George Bush's inaugural visit to Africa since he

assumed power, is reportedly aimed at arm-twisting

African states into isolating Zimbabwe in return for

favors from Washington. . .The U. S. used similar

hawkish language before invading Iraq and toppling

President Saddam Hussein, claiming that he had

weapons of mass destruction and was `cruel' to his

people. . . . ."

 

4.   Back to back issues of the independent daily "The

Daily News" incorporated excerpts of Secretary Powell's op-

ed in the lead stories carried in the June 25 and 26

editions under the following headlines: "Zimbabwe tops

Bush's agenda"(06/25) and "No objections to unity

government: ZANU PF" (06/26), respectively.

 

5.   Under headline "No objections to unity government:

ZANU PF" the "Daily News" (06/26) reports:

 

"The ruling ZANU PF party yesterday said it had no

objections to a government of national unity with

the opposition Movement for Democratic Change (MDC)
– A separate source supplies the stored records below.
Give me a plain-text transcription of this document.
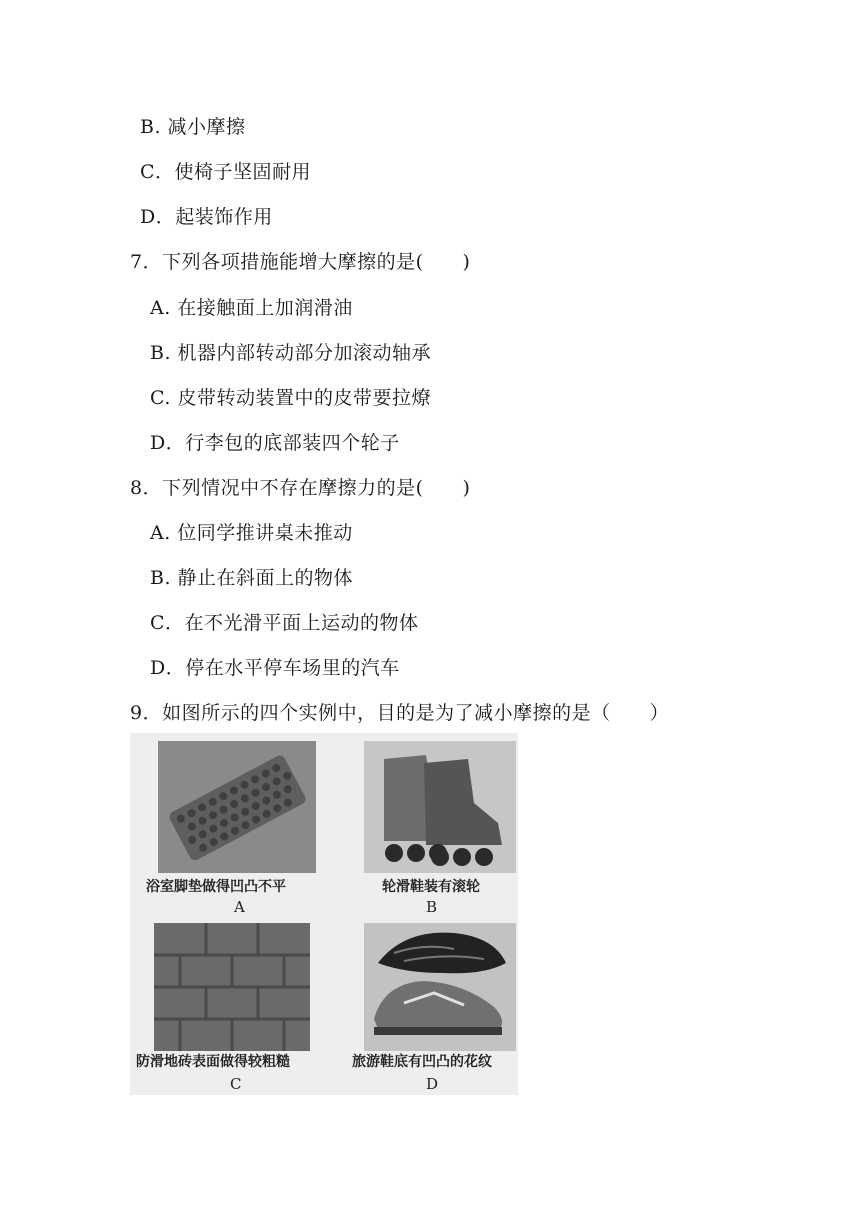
B. 减小摩擦
C．使椅子坚固耐用
D．起装饰作用
7．下列各项措施能增大摩擦的是(　　)
A. 在接触面上加润滑油
B. 机器内部转动部分加滚动轴承
C. 皮带转动装置中的皮带要拉燎
D．行李包的底部装四个轮子
8．下列情况中不存在摩擦力的是(　　)
A. 位同学推讲桌未推动
B. 静止在斜面上的物体
C．在不光滑平面上运动的物体
D．停在水平停车场里的汽车
9．如图所示的四个实例中，目的是为了减小摩擦的是（　　）
浴室脚垫做得凹凸不平
A
轮滑鞋装有滚轮
B
防滑地砖表面做得较粗糙
C
旅游鞋底有凹凸的花纹
D
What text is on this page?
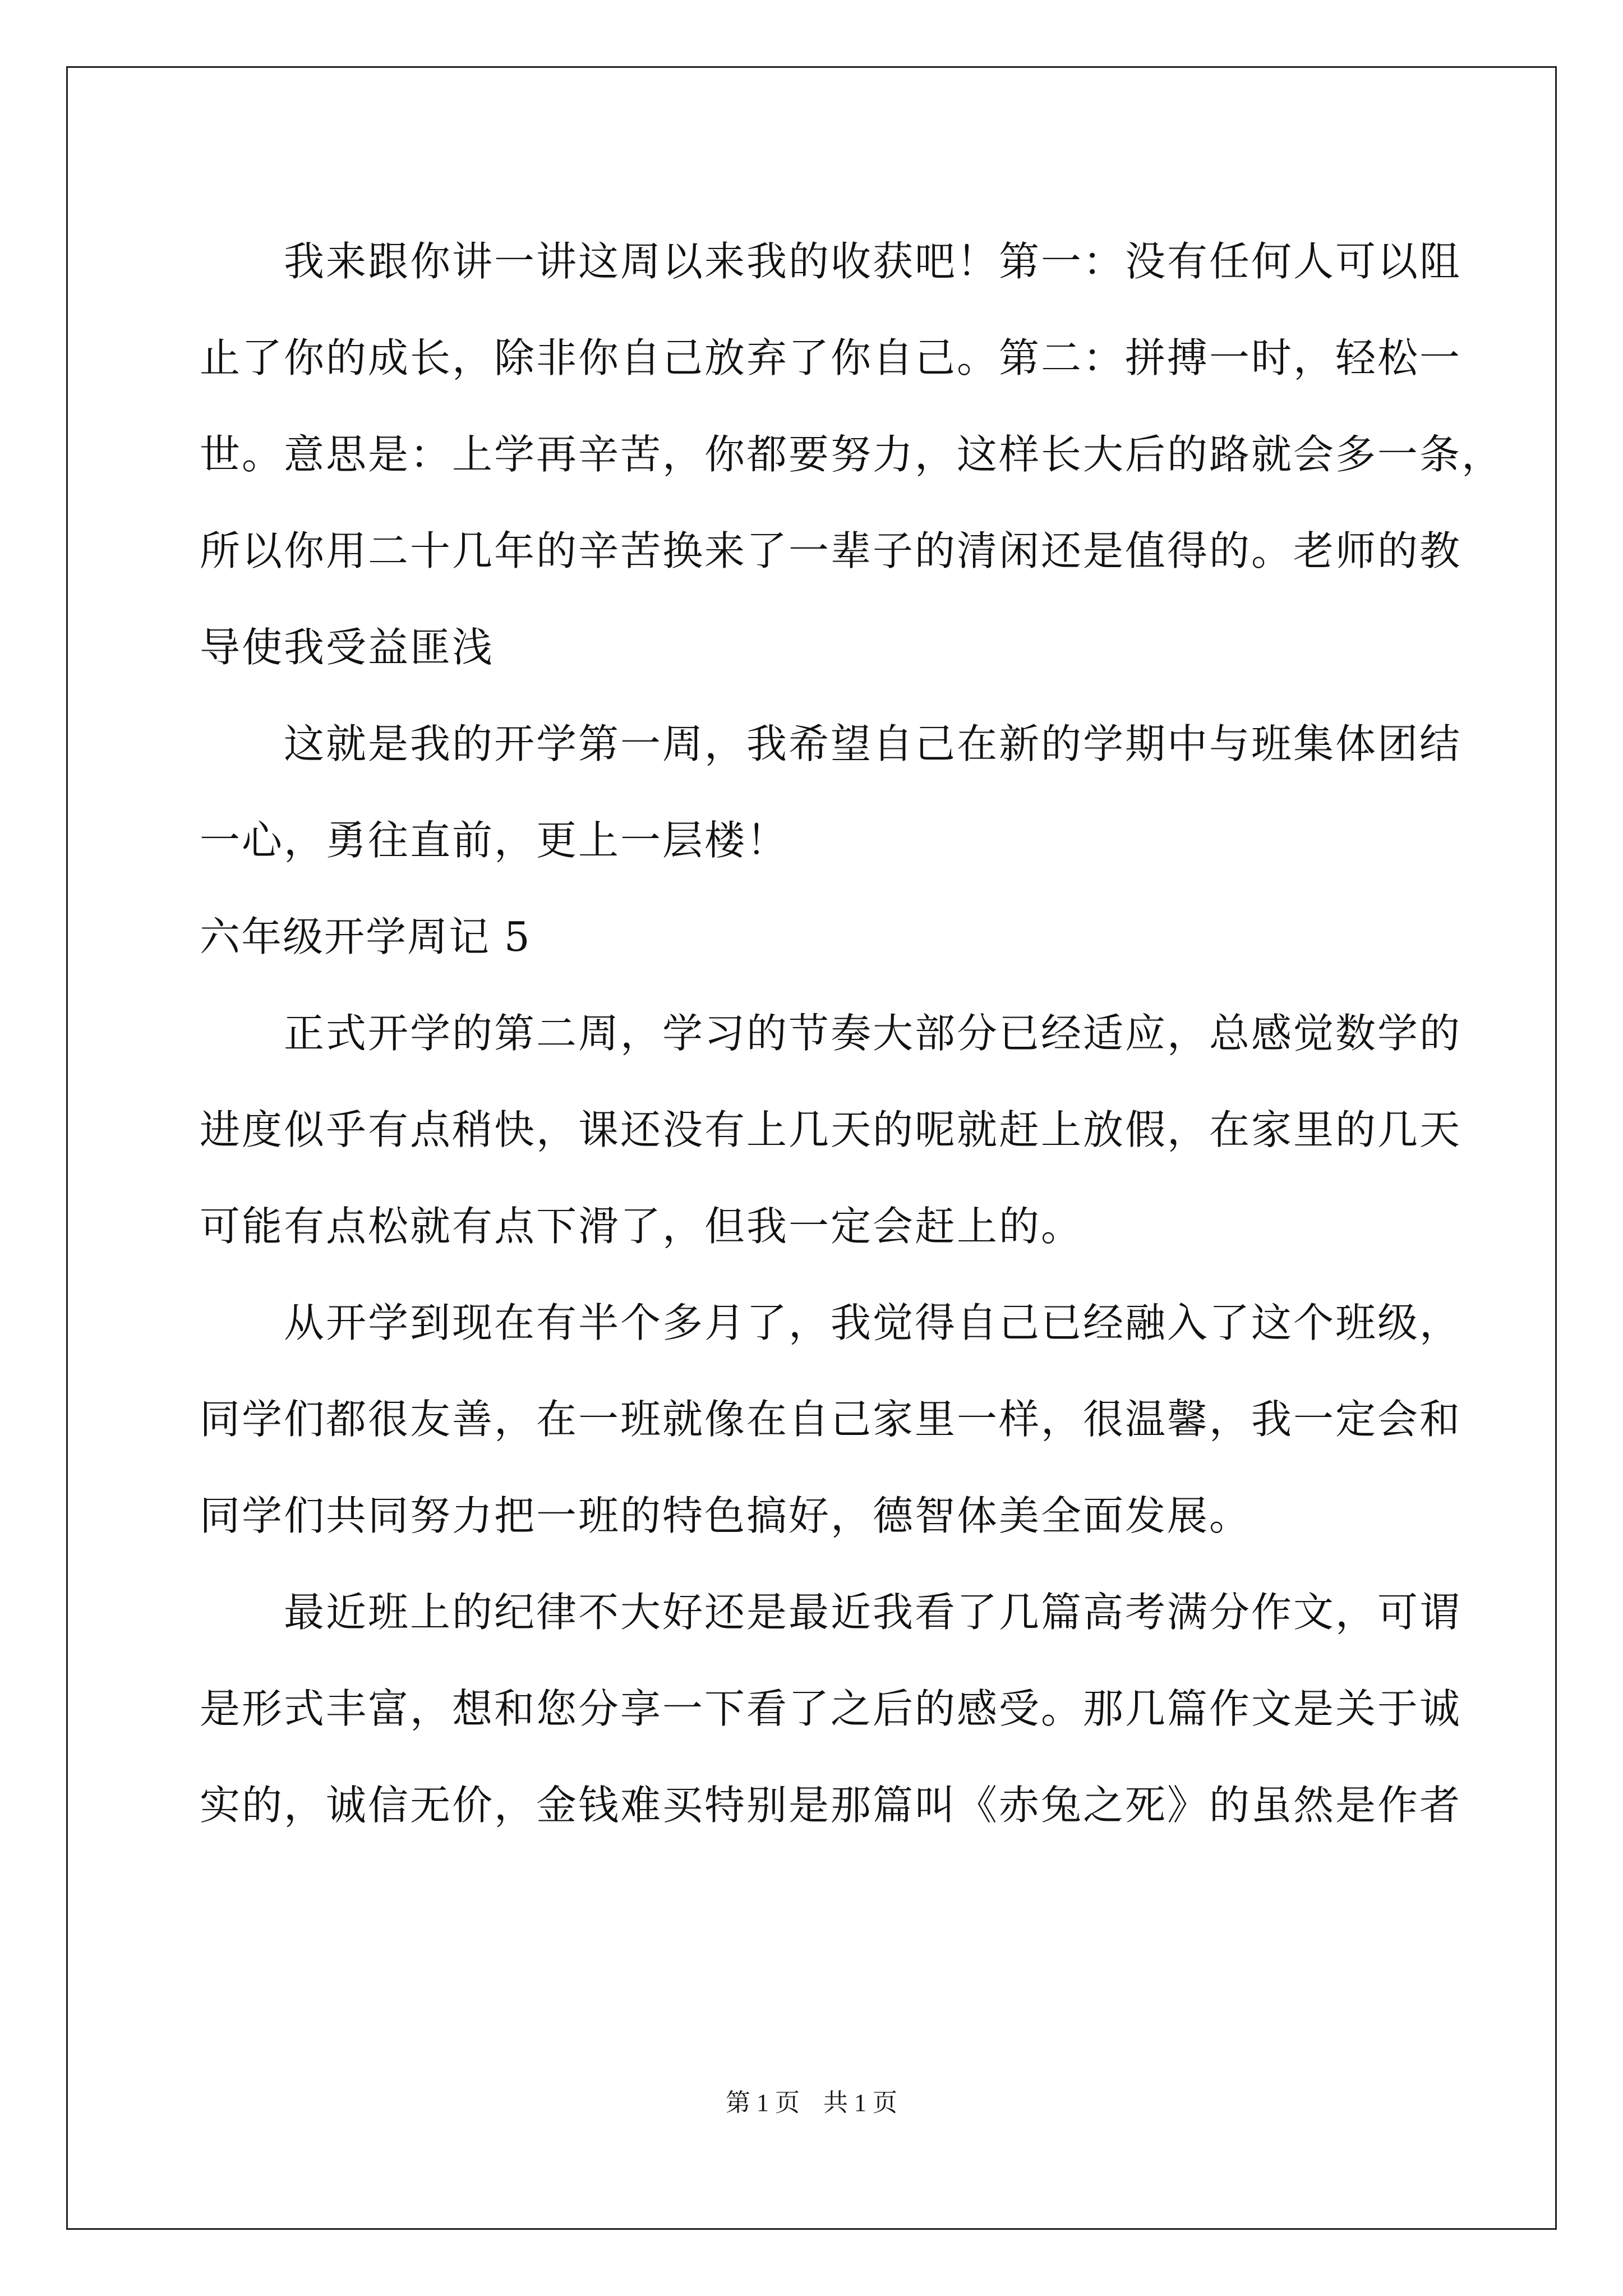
我来跟你讲一讲这周以来我的收获吧！第一：没有任何人可以阻
止了你的成长，除非你自己放弃了你自己。第二：拼搏一时，轻松一
世。意思是：上学再辛苦，你都要努力，这样长大后的路就会多一条，
所以你用二十几年的辛苦换来了一辈子的清闲还是值得的。老师的教
导使我受益匪浅
这就是我的开学第一周，我希望自己在新的学期中与班集体团结
一心，勇往直前，更上一层楼！
六年级开学周记 5
正式开学的第二周，学习的节奏大部分已经适应，总感觉数学的
进度似乎有点稍快，课还没有上几天的呢就赶上放假，在家里的几天
可能有点松就有点下滑了，但我一定会赶上的。
从开学到现在有半个多月了，我觉得自己已经融入了这个班级，
同学们都很友善，在一班就像在自己家里一样，很温馨，我一定会和
同学们共同努力把一班的特色搞好，德智体美全面发展。
最近班上的纪律不大好还是最近我看了几篇高考满分作文，可谓
是形式丰富，想和您分享一下看了之后的感受。那几篇作文是关于诚
实的，诚信无价，金钱难买特别是那篇叫《赤兔之死》的虽然是作者
第 1 页 共 1 页
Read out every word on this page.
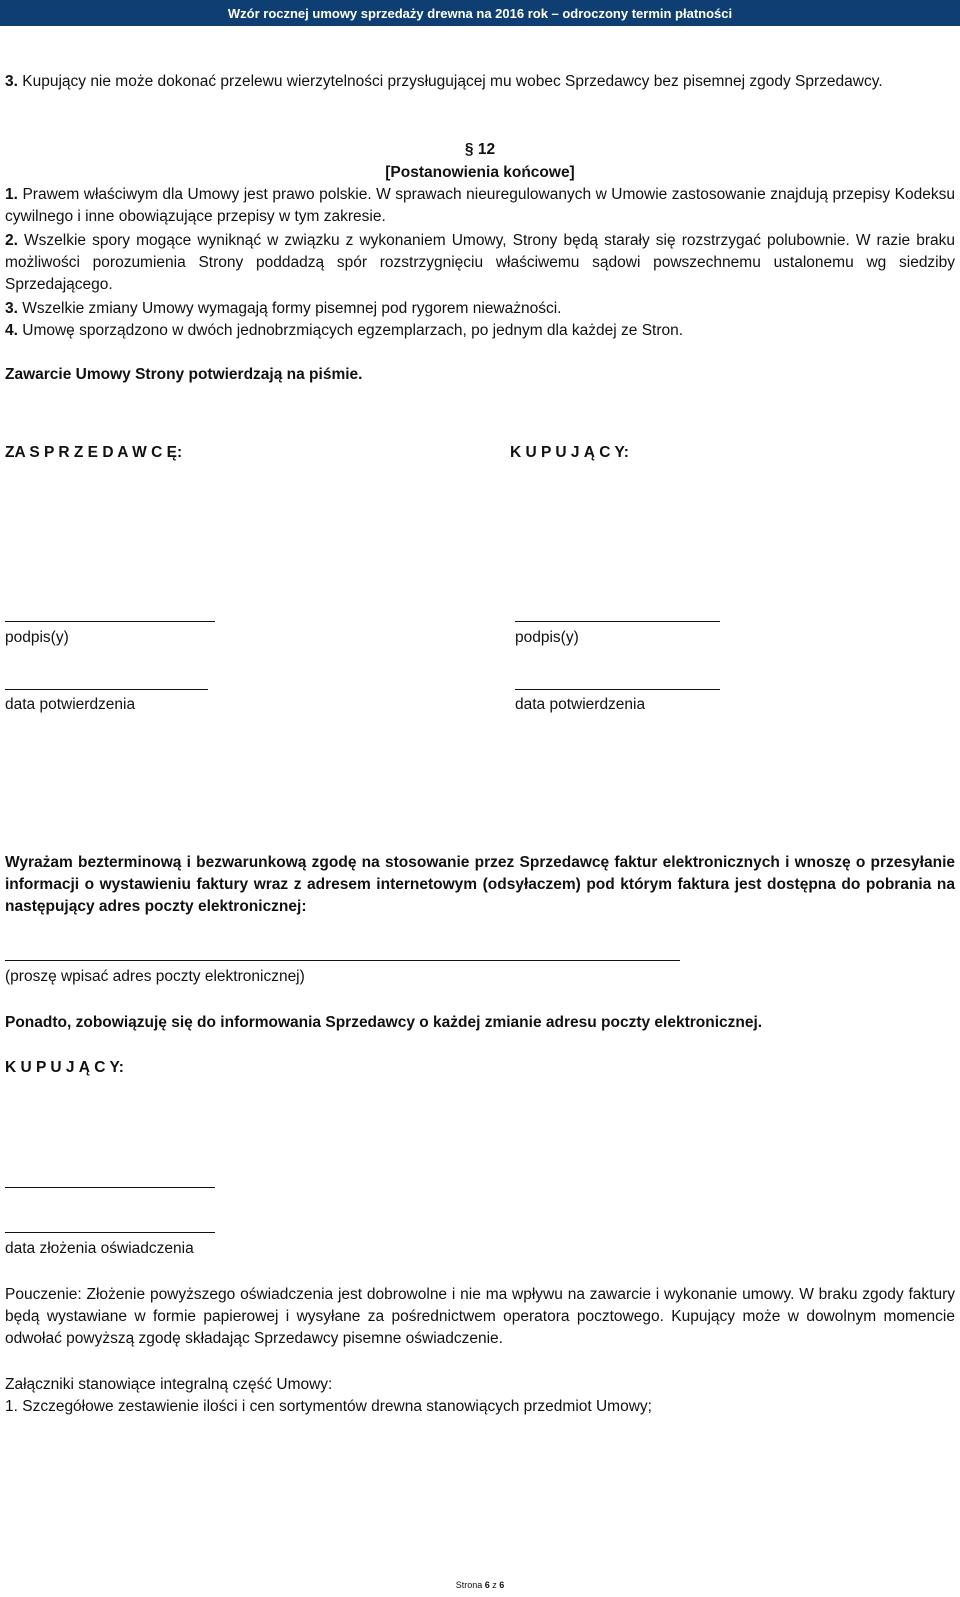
Wzór rocznej umowy sprzedaży drewna na 2016 rok – odroczony termin płatności

3. Kupujący nie może dokonać przelewu wierzytelności przysługującej mu wobec Sprzedawcy bez pisemnej zgody Sprzedawcy.

§ 12

[Postanowienia końcowe]

1. Prawem właściwym dla Umowy jest prawo polskie. W sprawach nieuregulowanych w Umowie zastosowanie znajdują przepisy Kodeksu cywilnego i inne obowiązujące przepisy w tym zakresie.

2. Wszelkie spory mogące wyniknąć w związku z wykonaniem Umowy, Strony będą starały się rozstrzygać polubownie. W razie braku możliwości porozumienia Strony poddadzą spór rozstrzygnięciu właściwemu sądowi powszechnemu ustalonemu wg siedziby Sprzedającego.

3. Wszelkie zmiany Umowy wymagają formy pisemnej pod rygorem nieważności.

4. Umowę sporządzono w dwóch jednobrzmiących egzemplarzach, po jednym dla każdej ze Stron.

Zawarcie Umowy Strony potwierdzają na piśmie.

ZA S P R Z E D A W C Ę:	K U P U J Ą C Y:
podpis(y)	podpis(y)
data potwierdzenia	data potwierdzenia

Wyrażam bezterminową i bezwarunkową zgodę na stosowanie przez Sprzedawcę faktur elektronicznych i wnoszę o przesyłanie informacji o wystawieniu faktury wraz z adresem internetowym (odsyłaczem) pod którym faktura jest dostępna do pobrania na następujący adres poczty elektronicznej:

(proszę wpisać adres poczty elektronicznej)

Ponadto, zobowiązuję się do informowania Sprzedawcy o każdej zmianie adresu poczty elektronicznej.

K U P U J Ą C Y:
data złożenia oświadczenia

Pouczenie: Złożenie powyższego oświadczenia jest dobrowolne i nie ma wpływu na zawarcie i wykonanie umowy. W braku zgody faktury będą wystawiane w formie papierowej i wysyłane za pośrednictwem operatora pocztowego. Kupujący może w dowolnym momencie odwołać powyższą zgodę składając Sprzedawcy pisemne oświadczenie.

Załączniki stanowiące integralną część Umowy:

1. Szczegółowe zestawienie ilości i cen sortymentów drewna stanowiących przedmiot Umowy;

Strona 6 z 6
as the U. S. A. this week mounted fresh pressure on

the government to negotiate with the MDC a solution

to Zimbabwe's crisis. In an apparent climb-down,

ZANU-PF spokesman Nathan Shamuyarira told `The Daily

News' that his party was ready for a government of

national unity with the MDC. Shamuyarira said: `We

have had such governments in the 1970s and in 1987

with ZAPU. It is a tradition that we have always

had and we are ready for that (with the MDC).' But

Shamuyarira, who also sits in the ruling party's

powerful Politburo, vehemently rejected demands by

Washington for a transitional government that would

be tasked to prepare for free and fair elections

before American aid could be given to Harare. . . ."

 

6.   Under headline "Zimbabwe tops Bush's agenda" the

"Daily News" (06/25) carried the following article by

Sydney Masamvu, Assistant Editor:

 

"A quick resolution of the political impasse in

Zimbabwe and the implementation of the New

Partnership for Africa's Development (NEPAD), the

continent's economic blueprint, will top the agenda

of U. S. President George Bush's first ever visit to

Southern Africa on 9 July, diplomats disclosed

yesterday. The diplomats spoke as American

Secretary of State Colin Powell pledged Washington's

full support for a transitional government in crisis-

weary Zimbabwe, ratcheting up pressure on President

Robert Mugabe to go after U. S. Senator Lamar

Alexander, the chairman of the Sub-Committee on

Africa, called for a regime change in Zimbabwe two

weeks ago. . . ."

 

7.   We are sending full articles to Washington via fax.